Evolution has not deprived humans from these defence strategies, but has equipped us with another one: social engagement. When human beings have conflict between each other they can call on social processes to resolve them. When a child wants a toy and the mother is unwilling to buy it for him, she can explain her reason in nice understandable words and the child doesn’t immediately needs to freeze in front of the mother, run away or fight against her decision. Same if someone attacks us, physically or verbally, we’ve got the chance to gather our feelings and explain ourselves often in a conflict resolving way.
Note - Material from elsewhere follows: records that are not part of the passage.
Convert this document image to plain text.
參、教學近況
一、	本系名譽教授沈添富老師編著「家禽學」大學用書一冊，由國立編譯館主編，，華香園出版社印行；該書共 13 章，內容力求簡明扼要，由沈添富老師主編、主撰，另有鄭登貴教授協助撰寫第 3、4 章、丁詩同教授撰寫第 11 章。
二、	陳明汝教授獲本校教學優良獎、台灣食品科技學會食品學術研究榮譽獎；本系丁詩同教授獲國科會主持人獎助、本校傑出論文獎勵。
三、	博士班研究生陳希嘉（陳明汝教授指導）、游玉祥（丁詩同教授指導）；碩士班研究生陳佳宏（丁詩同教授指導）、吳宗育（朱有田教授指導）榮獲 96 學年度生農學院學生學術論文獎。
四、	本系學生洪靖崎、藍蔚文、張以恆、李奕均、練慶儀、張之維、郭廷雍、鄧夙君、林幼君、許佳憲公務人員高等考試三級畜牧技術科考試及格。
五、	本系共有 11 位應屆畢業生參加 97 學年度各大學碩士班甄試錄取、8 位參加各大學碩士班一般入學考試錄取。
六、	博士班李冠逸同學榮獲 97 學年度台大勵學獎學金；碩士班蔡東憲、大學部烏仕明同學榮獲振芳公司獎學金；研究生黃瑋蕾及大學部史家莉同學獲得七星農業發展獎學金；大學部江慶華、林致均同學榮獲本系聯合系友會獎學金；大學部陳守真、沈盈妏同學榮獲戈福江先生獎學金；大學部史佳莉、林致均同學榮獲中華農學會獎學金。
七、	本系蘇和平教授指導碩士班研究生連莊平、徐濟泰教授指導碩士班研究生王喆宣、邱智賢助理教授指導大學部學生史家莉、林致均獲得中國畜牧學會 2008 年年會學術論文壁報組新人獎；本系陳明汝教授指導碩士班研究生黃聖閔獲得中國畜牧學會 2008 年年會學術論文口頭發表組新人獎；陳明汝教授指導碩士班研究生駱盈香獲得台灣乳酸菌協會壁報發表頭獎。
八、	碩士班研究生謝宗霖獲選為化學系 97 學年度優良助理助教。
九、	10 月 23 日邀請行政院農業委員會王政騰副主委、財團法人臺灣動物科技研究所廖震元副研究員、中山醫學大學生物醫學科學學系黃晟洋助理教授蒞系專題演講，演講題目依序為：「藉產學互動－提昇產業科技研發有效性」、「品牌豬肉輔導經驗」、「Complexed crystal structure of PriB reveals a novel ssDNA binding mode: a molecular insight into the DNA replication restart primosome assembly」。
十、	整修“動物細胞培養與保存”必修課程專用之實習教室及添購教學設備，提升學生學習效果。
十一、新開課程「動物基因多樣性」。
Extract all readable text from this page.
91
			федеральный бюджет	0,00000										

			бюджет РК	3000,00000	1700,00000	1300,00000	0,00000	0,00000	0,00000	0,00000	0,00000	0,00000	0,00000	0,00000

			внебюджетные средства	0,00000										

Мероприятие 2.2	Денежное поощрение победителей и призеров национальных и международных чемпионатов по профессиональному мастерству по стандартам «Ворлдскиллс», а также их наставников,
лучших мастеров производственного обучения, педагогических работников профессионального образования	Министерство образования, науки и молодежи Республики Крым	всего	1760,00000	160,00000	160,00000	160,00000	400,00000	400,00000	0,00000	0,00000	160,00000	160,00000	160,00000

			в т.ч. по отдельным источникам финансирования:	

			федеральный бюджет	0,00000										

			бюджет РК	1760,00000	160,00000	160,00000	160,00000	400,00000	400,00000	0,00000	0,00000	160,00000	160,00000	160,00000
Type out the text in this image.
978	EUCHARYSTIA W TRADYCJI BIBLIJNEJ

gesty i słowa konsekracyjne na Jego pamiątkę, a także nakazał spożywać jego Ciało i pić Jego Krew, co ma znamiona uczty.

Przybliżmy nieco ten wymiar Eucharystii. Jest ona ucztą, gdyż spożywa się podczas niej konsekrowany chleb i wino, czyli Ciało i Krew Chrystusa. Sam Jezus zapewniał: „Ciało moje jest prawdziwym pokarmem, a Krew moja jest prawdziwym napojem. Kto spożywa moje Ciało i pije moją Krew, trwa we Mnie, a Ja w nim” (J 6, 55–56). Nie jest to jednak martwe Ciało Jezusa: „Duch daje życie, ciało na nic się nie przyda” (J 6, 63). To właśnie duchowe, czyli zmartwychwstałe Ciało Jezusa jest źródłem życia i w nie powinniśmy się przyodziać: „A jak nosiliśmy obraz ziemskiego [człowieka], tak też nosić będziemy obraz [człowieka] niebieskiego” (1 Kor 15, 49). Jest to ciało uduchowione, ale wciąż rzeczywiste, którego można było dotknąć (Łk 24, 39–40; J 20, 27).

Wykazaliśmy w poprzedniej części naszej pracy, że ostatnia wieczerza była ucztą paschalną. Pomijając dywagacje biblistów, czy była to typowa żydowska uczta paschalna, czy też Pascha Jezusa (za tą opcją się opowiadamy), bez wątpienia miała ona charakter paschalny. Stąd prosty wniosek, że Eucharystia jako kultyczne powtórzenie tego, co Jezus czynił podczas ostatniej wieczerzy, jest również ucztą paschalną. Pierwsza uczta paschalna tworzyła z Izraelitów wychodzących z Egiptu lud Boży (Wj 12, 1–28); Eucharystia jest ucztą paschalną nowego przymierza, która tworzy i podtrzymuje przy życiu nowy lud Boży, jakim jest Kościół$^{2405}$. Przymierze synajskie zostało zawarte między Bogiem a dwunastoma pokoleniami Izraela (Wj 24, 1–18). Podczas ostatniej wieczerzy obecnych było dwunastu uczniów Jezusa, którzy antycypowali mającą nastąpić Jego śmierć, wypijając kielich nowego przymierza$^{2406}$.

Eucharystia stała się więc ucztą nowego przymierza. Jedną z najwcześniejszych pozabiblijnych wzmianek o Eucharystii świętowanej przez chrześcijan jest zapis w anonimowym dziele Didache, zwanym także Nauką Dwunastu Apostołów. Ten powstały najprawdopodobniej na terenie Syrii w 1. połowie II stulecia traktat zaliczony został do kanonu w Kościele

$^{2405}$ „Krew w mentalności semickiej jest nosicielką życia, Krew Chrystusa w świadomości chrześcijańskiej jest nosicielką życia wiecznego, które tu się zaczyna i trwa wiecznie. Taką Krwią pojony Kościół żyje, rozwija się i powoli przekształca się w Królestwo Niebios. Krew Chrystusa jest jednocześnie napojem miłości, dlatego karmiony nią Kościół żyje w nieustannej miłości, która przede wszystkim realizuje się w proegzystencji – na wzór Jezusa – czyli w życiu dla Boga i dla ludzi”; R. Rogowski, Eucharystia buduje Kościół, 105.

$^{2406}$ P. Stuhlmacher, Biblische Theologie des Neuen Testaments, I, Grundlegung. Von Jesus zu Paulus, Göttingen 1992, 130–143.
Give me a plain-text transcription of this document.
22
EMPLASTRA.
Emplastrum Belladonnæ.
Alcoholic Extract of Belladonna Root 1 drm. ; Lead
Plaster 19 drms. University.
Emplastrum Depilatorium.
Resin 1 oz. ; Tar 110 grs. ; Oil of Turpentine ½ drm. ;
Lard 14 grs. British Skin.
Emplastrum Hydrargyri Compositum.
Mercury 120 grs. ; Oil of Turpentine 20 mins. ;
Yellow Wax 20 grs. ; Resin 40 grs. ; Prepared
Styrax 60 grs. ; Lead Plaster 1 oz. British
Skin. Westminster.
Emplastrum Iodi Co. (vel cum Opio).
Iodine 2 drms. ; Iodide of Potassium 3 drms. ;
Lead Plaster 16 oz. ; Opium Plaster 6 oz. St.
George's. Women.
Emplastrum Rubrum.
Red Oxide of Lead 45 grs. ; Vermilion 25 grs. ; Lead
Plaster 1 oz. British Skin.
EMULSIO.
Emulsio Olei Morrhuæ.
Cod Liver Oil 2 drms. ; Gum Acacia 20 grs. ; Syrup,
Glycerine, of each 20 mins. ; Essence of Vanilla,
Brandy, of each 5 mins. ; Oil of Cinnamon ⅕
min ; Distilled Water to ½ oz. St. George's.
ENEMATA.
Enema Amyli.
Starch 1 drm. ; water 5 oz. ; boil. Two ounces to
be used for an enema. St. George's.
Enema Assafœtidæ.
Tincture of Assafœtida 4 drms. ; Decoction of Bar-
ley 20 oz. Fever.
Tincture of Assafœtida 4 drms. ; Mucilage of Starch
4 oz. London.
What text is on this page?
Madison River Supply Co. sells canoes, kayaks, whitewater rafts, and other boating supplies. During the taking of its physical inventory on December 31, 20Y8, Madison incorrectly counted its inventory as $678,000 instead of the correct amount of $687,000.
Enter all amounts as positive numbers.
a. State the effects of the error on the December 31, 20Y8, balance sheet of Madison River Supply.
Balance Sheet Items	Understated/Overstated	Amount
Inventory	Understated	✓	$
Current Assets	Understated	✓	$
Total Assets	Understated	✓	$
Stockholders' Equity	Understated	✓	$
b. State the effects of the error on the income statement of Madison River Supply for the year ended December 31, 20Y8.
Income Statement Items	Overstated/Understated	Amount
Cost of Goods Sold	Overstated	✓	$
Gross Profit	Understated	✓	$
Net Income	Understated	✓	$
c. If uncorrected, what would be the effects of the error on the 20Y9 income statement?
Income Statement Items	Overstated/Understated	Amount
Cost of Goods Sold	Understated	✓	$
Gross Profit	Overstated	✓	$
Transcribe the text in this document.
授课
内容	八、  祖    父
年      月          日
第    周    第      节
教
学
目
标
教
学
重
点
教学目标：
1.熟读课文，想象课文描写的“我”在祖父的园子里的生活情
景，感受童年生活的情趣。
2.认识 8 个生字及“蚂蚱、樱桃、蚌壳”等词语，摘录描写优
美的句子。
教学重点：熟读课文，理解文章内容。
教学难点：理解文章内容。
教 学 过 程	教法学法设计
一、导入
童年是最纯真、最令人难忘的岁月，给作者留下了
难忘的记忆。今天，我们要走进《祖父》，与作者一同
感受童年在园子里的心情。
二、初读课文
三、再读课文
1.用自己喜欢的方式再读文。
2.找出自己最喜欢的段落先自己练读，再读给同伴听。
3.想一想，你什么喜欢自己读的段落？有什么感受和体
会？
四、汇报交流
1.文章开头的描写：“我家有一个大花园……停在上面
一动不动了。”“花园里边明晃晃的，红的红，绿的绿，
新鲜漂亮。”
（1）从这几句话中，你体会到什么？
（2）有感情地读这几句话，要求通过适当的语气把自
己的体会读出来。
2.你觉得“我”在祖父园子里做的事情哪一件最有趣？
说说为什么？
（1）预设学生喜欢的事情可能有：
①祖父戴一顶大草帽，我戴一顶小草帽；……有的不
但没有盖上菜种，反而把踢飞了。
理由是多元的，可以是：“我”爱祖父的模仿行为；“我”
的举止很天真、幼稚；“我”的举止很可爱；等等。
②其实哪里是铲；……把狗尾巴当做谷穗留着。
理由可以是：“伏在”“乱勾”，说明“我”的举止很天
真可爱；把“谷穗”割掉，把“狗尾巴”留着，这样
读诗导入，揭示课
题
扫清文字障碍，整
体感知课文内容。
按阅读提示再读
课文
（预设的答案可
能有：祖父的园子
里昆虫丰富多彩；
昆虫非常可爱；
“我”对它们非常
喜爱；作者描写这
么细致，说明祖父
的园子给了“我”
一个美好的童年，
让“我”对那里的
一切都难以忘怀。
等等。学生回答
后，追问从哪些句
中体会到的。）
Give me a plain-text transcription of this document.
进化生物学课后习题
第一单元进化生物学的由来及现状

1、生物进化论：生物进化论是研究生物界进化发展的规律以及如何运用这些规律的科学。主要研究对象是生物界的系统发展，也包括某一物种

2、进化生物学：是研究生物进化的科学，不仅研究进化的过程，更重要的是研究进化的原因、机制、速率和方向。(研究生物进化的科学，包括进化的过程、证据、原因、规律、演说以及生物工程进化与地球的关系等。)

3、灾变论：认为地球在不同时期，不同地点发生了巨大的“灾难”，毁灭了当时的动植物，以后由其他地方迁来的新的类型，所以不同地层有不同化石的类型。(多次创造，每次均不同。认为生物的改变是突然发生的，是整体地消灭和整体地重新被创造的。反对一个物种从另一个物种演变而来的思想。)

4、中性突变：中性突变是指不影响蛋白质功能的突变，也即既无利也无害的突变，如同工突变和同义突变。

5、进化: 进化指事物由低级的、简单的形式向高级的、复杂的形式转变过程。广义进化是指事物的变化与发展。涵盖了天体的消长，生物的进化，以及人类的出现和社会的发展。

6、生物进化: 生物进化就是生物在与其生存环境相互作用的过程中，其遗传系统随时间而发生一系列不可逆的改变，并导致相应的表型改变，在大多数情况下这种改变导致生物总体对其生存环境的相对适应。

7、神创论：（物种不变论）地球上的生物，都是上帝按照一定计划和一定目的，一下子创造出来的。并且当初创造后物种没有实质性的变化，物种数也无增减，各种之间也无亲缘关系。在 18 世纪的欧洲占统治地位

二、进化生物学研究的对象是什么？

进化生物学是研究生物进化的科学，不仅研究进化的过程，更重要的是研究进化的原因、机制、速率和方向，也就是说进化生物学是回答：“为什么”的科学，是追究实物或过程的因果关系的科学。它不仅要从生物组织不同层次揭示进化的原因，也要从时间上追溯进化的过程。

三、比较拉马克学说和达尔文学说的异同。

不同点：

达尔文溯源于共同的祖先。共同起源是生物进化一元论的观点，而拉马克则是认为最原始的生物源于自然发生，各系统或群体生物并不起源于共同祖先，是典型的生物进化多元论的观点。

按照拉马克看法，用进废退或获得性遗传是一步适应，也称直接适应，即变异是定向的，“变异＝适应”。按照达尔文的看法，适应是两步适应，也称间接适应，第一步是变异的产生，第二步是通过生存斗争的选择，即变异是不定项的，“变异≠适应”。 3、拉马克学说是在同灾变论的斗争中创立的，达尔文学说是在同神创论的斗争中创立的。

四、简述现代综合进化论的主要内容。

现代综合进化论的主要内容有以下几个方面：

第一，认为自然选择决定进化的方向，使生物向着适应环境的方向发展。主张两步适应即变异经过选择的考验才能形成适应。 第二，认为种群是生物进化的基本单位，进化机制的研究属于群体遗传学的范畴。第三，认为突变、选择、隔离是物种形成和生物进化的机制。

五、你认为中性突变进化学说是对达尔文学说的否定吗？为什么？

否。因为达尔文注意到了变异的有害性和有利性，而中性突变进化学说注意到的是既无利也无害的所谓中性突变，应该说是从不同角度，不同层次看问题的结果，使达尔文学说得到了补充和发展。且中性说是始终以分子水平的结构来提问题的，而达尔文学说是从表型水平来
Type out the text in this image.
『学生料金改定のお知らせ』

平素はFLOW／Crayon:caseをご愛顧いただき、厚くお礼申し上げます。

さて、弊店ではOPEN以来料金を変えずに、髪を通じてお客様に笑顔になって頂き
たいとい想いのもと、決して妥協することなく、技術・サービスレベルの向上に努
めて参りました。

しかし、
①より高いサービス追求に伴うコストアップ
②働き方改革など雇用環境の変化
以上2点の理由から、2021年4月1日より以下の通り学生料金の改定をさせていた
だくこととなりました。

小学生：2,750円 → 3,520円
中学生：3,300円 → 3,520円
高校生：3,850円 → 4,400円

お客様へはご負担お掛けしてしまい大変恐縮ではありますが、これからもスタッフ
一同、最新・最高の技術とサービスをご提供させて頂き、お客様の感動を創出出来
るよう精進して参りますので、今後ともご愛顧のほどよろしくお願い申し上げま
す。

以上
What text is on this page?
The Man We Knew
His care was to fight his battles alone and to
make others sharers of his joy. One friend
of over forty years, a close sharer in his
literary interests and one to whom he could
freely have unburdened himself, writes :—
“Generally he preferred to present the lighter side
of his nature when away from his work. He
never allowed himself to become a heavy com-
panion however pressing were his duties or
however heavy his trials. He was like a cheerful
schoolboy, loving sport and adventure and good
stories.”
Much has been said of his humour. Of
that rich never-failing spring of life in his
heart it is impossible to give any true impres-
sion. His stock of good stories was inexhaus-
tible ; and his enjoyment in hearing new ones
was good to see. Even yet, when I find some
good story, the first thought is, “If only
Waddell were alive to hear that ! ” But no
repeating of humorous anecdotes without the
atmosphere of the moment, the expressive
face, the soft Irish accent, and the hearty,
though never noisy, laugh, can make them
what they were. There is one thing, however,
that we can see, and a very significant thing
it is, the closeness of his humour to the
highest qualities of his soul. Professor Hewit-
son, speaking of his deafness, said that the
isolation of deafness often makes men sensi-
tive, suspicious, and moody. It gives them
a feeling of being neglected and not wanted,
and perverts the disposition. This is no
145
However, even if this opportunity mostly stands in front of us, it is not what happens in the majority of cases. Depending on the person – often also the institution, group or company – and their prior experiences we often tend to fight back, run away from the situation in one way or another or in more complex cases, possibly connected to a deeper trauma that happened in our lives, to freeze and immobilise.
Now this fighting, fleeing or freezing is often just a temporary resolution that might work well in some rare cases where animals are attacked and manage to escape from their stronger predator. However in complex social settings, a human being who has mostly lost his or her connection to the sensory body and therefore to the earlier mentioned quick recovery system. In his or her mind he/she is often attached to one side and can’t connect to that compassionate form of social engagement, therefore resorts to the fight or flight alternative leaving the conflict unresolved. I have witnessed in conflicts people freezing because they are traumatised by their prior experiences that take away any faith in a resolution. People fall into depression and non-action, not wanting to talk, not wanting to engage in any way in the physical world.
For this reason not only physical therapies that engage the person in seeing, observing, hearing and listening, doing and participating are helpful to resolve traumas on a deeper level. These actions make us connect to our physical and vital body, our senses to break blockages and traumas on the emotional plane. We connect to our ability, our confidence, our self-esteem and the possibility of healing.